Sure, Steve Wynn could decide to buy 51% of the piece and get voting rights to put it in his private collection. Or better yet, perhaps the contract explicitly states it would have to be in public display? But let’s forget about Steve Wynn for a minute – the top priority of every blockchain enthusiast I’ve ever met was making money, so perhaps real buyers would enjoy the price a billionaire collector would pay to own a majority stake in a work, driving up its value.
Or maybe collectors like Wynn would completely avoid the blockchained works, because they want that piece in their private collections (for all his many, many faults, Steve Wynn does know and appreciate art). As long as the majority owner can’t control the piece, that work could live with the people (again, I question how “of the people” blockchain bros are, but that’s a separate discussion).

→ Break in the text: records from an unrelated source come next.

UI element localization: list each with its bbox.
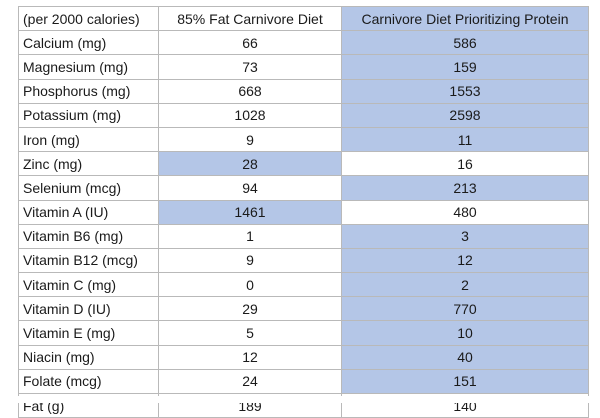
table-row: Vitamin A (IU) 1461 480 bbox=[18, 199, 589, 225]
fat-diet-value-cell: 94 bbox=[158, 175, 342, 201]
protein-diet-value-cell: 11 bbox=[341, 126, 589, 153]
table-row: Folate (mcg) 24 151 bbox=[18, 368, 589, 395]
fat-diet-value-cell: 1461 bbox=[158, 199, 342, 225]
protein-diet-value-cell: 480 bbox=[341, 199, 589, 225]
protein-diet-value-cell: 770 bbox=[341, 296, 589, 322]
header-fat-diet: 85% Fat Carnivore Diet bbox=[158, 5, 342, 32]
nutrient-label-cell: Vitamin B12 (mcg) bbox=[18, 247, 159, 274]
table-row: Iron (mg) 9 11 bbox=[18, 126, 589, 153]
protein-diet-value-cell: 1553 bbox=[341, 78, 589, 104]
table-row: Magnesium (mg) 73 159 bbox=[18, 54, 589, 80]
nutrient-label-cell: Calcium (mg) bbox=[18, 30, 159, 56]
fat-diet-value-cell: 1 bbox=[158, 223, 342, 249]
protein-diet-value-cell: 12 bbox=[341, 247, 589, 274]
viewport-clip bbox=[0, 396, 600, 403]
fat-diet-value-cell: 9 bbox=[158, 126, 342, 153]
table-row: Vitamin D (IU) 29 770 bbox=[18, 296, 589, 322]
protein-diet-value-cell: 213 bbox=[341, 175, 589, 201]
protein-diet-value-cell: 586 bbox=[341, 30, 589, 56]
fat-diet-value-cell: 5 bbox=[158, 320, 342, 346]
protein-diet-value-cell: 16 bbox=[341, 151, 589, 177]
header-protein-diet: Carnivore Diet Prioritizing Protein bbox=[341, 5, 589, 32]
nutrient-label-cell: Vitamin A (IU) bbox=[18, 199, 159, 225]
nutrient-label-cell: Niacin (mg) bbox=[18, 344, 159, 370]
fat-diet-value-cell: 24 bbox=[158, 368, 342, 395]
fat-diet-value-cell: 12 bbox=[158, 344, 342, 370]
table-body: Calcium (mg) 66 586 Magnesium (mg) 73 159 Phos… bbox=[18, 30, 589, 418]
header-basis: (per 2000 calories) bbox=[18, 5, 159, 32]
table-row: Vitamin E (mg) 5 10 bbox=[18, 320, 589, 346]
table-row: Vitamin B6 (mg) 1 3 bbox=[18, 223, 589, 249]
nutrient-label-cell: Zinc (mg) bbox=[18, 151, 159, 177]
fat-diet-value-cell: 1028 bbox=[158, 102, 342, 128]
nutrient-comparison-table: (per 2000 calories) 85% Fat Carnivore Di… bbox=[18, 5, 589, 418]
fat-diet-value-cell: 28 bbox=[158, 151, 342, 177]
nutrient-comparison-sheet: (per 2000 calories) 85% Fat Carnivore Di… bbox=[18, 5, 589, 418]
table-row: Calcium (mg) 66 586 bbox=[18, 30, 589, 56]
nutrient-label-cell: Folate (mcg) bbox=[18, 368, 159, 395]
table-row: Potassium (mg) 1028 2598 bbox=[18, 102, 589, 128]
table-row: Phosphorus (mg) 668 1553 bbox=[18, 78, 589, 104]
protein-diet-value-cell: 3 bbox=[341, 223, 589, 249]
nutrient-label-cell: Magnesium (mg) bbox=[18, 54, 159, 80]
table-row: Vitamin B12 (mcg) 9 12 bbox=[18, 247, 589, 274]
protein-diet-value-cell: 159 bbox=[341, 54, 589, 80]
nutrient-label-cell: Iron (mg) bbox=[18, 126, 159, 153]
fat-diet-value-cell: 0 bbox=[158, 272, 342, 298]
nutrient-label-cell: Vitamin E (mg) bbox=[18, 320, 159, 346]
nutrient-label-cell: Vitamin C (mg) bbox=[18, 272, 159, 298]
nutrient-label-cell: Phosphorus (mg) bbox=[18, 78, 159, 104]
table-row: Niacin (mg) 12 40 bbox=[18, 344, 589, 370]
fat-diet-value-cell: 66 bbox=[158, 30, 342, 56]
fat-diet-value-cell: 668 bbox=[158, 78, 342, 104]
fat-diet-value-cell: 9 bbox=[158, 247, 342, 274]
protein-diet-value-cell: 151 bbox=[341, 368, 589, 395]
table-row: Zinc (mg) 28 16 bbox=[18, 151, 589, 177]
table-row: Selenium (mcg) 94 213 bbox=[18, 175, 589, 201]
protein-diet-value-cell: 10 bbox=[341, 320, 589, 346]
protein-diet-value-cell: 2598 bbox=[341, 102, 589, 128]
nutrient-label-cell: Potassium (mg) bbox=[18, 102, 159, 128]
nutrient-label-cell: Vitamin B6 (mg) bbox=[18, 223, 159, 249]
table-row: Vitamin C (mg) 0 2 bbox=[18, 272, 589, 298]
nutrient-label-cell: Vitamin D (IU) bbox=[18, 296, 159, 322]
protein-diet-value-cell: 2 bbox=[341, 272, 589, 298]
protein-diet-value-cell: 40 bbox=[341, 344, 589, 370]
fat-diet-value-cell: 29 bbox=[158, 296, 342, 322]
header-row: (per 2000 calories) 85% Fat Carnivore Di… bbox=[18, 5, 589, 32]
fat-diet-value-cell: 73 bbox=[158, 54, 342, 80]
nutrient-label-cell: Selenium (mcg) bbox=[18, 175, 159, 201]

So you’re buying into this Rothko ICO for what purpose?
Which brings up the other side of the coin. Blockchained art just treats works as a financial asset class. To be fair, this is what a lot of collectors do anyway. But it could only further formalizes the relationship between money and art. There are a lot of collectors who are incredibly wealthy and can own any piece they want, but they are still connoisseurs of art and have legitimate love for some pieces. Chop up a Rothko between 10,000 blockchain investors, and that passion sort of dissolves.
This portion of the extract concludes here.